Already in the spring of 2020, at the very beginning of the outbreak of the disease, it was found that the plasma of COVID-19 donors with a high level of antibodies helps to reduce the viral load and improve the condition of patients with severe symptoms of infection. Currently, plasma transfusion with a high content of neutralizing antibodies is included in the recommendations for the treatment of COVID-19 of the Ministry of Health of Russia.

Food and Drug Administration (FDA) The United States has also authorized plasma transfusion of recovered patients as a method of treating severe forms of COVID-19. In April 2021, the Russian Ministry of Health approved the use of a specific immunoglobulin intended for the treatment of a new coronavirus infection. COVID-globulin has become the world's first registered drug against SASR-CoV-2. It is based on the blood plasma of people who have had a coronavirus infection.

The development of the holding "Natsibio" of the Rostec State Corporation in the course of research confirmed the safety, the absence of side effects and the ability to neutralize the virus.
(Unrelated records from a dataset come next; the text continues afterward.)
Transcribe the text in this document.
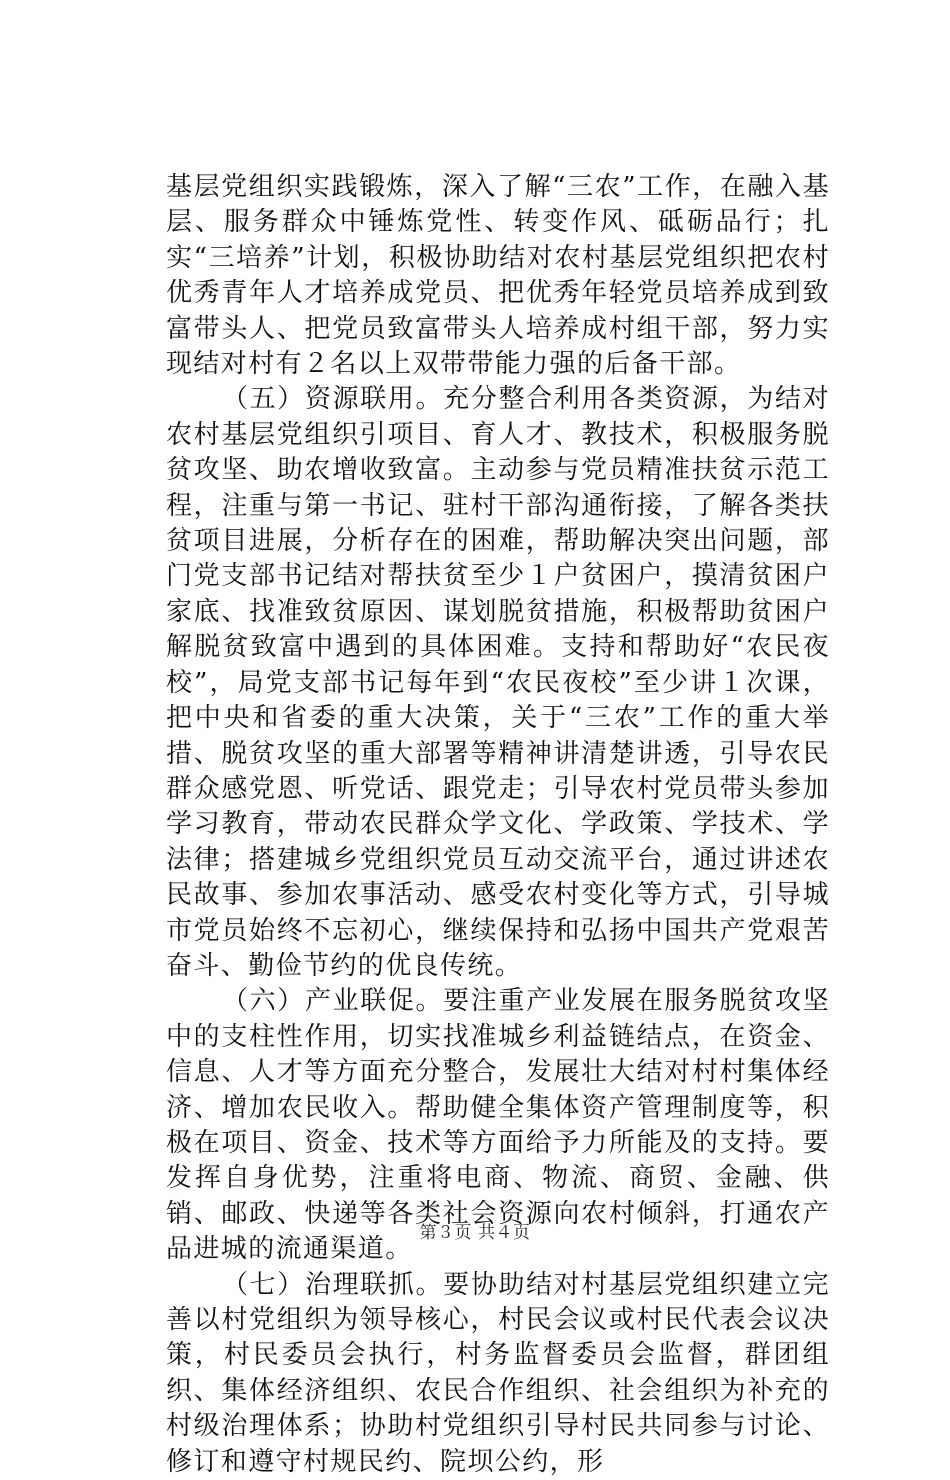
基层党组织实践锻炼，深入了解“三农”工作，在融入基层、服务群众中锤炼党性、转变作风、砥砺品行；扎实“三培养”计划，积极协助结对农村基层党组织把农村优秀青年人才培养成党员、把优秀年轻党员培养成到致富带头人、把党员致富带头人培养成村组干部，努力实现结对村有２名以上双带带能力强的后备干部。

（五）资源联用。充分整合利用各类资源，为结对农村基层党组织引项目、育人才、教技术，积极服务脱贫攻坚、助农增收致富。主动参与党员精准扶贫示范工程，注重与第一书记、驻村干部沟通衔接，了解各类扶贫项目进展，分析存在的困难，帮助解决突出问题，部门党支部书记结对帮扶贫至少１户贫困户，摸清贫困户家底、找准致贫原因、谋划脱贫措施，积极帮助贫困户解脱贫致富中遇到的具体困难。支持和帮助好“农民夜校”，局党支部书记每年到“农民夜校”至少讲１次课，把中央和省委的重大决策，关于“三农”工作的重大举措、脱贫攻坚的重大部署等精神讲清楚讲透，引导农民群众感党恩、听党话、跟党走；引导农村党员带头参加学习教育，带动农民群众学文化、学政策、学技术、学法律；搭建城乡党组织党员互动交流平台，通过讲述农民故事、参加农事活动、感受农村变化等方式，引导城市党员始终不忘初心，继续保持和弘扬中国共产党艰苦奋斗、勤俭节约的优良传统。

（六）产业联促。要注重产业发展在服务脱贫攻坚中的支柱性作用，切实找准城乡利益链结点，在资金、信息、人才等方面充分整合，发展壮大结对村村集体经济、增加农民收入。帮助健全集体资产管理制度等，积极在项目、资金、技术等方面给予力所能及的支持。要发挥自身优势，注重将电商、物流、商贸、金融、供销、邮政、快递等各类社会资源向农村倾斜，打通农产品进城的流通渠道。

（七）治理联抓。要协助结对村基层党组织建立完善以村党组织为领导核心，村民会议或村民代表会议决策，村民委员会执行，村务监督委员会监督，群团组织、集体经济组织、农民合作组织、社会组织为补充的村级治理体系；协助村党组织引导村民共同参与讨论、修订和遵守村规民约、院坝公约，形

第３页 共４页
It is assumed that the drug will be used for the treatment of moderate and severe forms of the disease after the completion of phases II and III of clinical trials, which will be held, including on the basis of Moscow hospitals. Thus, the descendant drugs of "serum therapy" continue to play an important role in the fight against dangerous diseases. The Covid-19 pandemic has once again reminded that their potential is far from being exhausted.